In der aktuellen Debatte um sexuellen Missbrauch stehen erwachsene Täter im Rampenlicht. Weit weniger beachtet wird, dass auch Kinder im strafunmündigen Alter sexuelle Gewalt gegenüber anderen Kindern ausüben. Wissenschaftler der Uni Duisburg-Essen haben sich mit den Fällen beschäftigt.

Von Isabel Fannrich | 29.04.2010
    Der fünfjährige Frederik kommt an einem Wintermorgen vor zwei Jahren zu seinen Eltern ins Bett und will wissen: "Was ist Sex?" Die Mutter - hier Sandra Bergheim genannt - wird hellhörig und spricht vorsichtig mit ihren Zwillingssöhnen.

    "Und was wohl passiert ist, dass dieses Nachbarskind die beiden wirklich in die Fabrik gelockt hat mit Versprechen von Bonbons, und dass sie dann eben zusammen dahin gefahren sind und da haben die, glaube ich, tatsächlich zusammen Pipi gemacht haben, so wie das Jungs in dem Alter manchmal zusammen machen.
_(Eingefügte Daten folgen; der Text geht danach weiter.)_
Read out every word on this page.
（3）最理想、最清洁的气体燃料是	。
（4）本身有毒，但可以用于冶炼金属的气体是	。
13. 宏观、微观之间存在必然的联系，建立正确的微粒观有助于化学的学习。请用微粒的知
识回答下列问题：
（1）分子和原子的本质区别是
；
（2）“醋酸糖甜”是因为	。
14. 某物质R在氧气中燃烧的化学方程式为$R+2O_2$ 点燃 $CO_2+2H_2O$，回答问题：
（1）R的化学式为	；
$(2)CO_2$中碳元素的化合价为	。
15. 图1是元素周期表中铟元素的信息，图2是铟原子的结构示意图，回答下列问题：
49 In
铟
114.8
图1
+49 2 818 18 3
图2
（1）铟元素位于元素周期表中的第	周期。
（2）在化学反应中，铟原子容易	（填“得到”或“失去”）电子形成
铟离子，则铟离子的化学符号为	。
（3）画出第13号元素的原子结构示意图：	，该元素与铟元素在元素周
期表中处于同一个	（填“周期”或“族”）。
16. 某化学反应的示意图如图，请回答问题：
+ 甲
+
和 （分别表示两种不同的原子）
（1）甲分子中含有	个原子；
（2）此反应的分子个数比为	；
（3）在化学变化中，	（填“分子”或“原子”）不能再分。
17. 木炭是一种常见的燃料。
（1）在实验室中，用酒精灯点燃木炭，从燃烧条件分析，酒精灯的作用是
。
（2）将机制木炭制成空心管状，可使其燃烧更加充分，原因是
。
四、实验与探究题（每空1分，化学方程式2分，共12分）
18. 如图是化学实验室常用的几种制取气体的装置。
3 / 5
Aber dann muss das eben schon ziemlich weit gegangen sein, was eben dieser Zwilling, den das besonders betroffen hat, wirklich erzählt hat, war, dass der Junge offensichtlich zumindest versucht hat, zu penetrieren bei ihm in den After. Weil: Er hat dann eben erzählt: Warum machst du das denn, da ist Kacka drin, das ist doch eklig. Und was uns am meisten geschockt hat, war, dass er offensichtlich noch auf ihn uriniert hat."

    Nach Einschätzung von Fachleuten werden immer mehr Fälle bekannt, in denen sich strafunmündige Kinder sexuell an Gleichaltrigen vergangen haben. Auch die polizeiliche Kriminalstatistik verzeichnet eine steigende Zahl der Tatverdächtigen. Im Jahr 1996 wurden in Nordrhein-Westfalen 132 Kindes eines sexuellen Übergriffes verdächtigt. Zwölf Jahre später waren es mit 239 Kindern, davon elf Mädchen, fast doppelt so viel.

    "Allerdings ist es mit der polizeilichen Kriminalstatistik immer etwas schwierig zu interpretieren, weil die natürlich auch teilweise das Anzeigeverhalten der Bevölkerung widerspiegelt. Und möglicherweise ist einfach auch die gesellschaftliche Sensibilität für diese Problematik gewachsen."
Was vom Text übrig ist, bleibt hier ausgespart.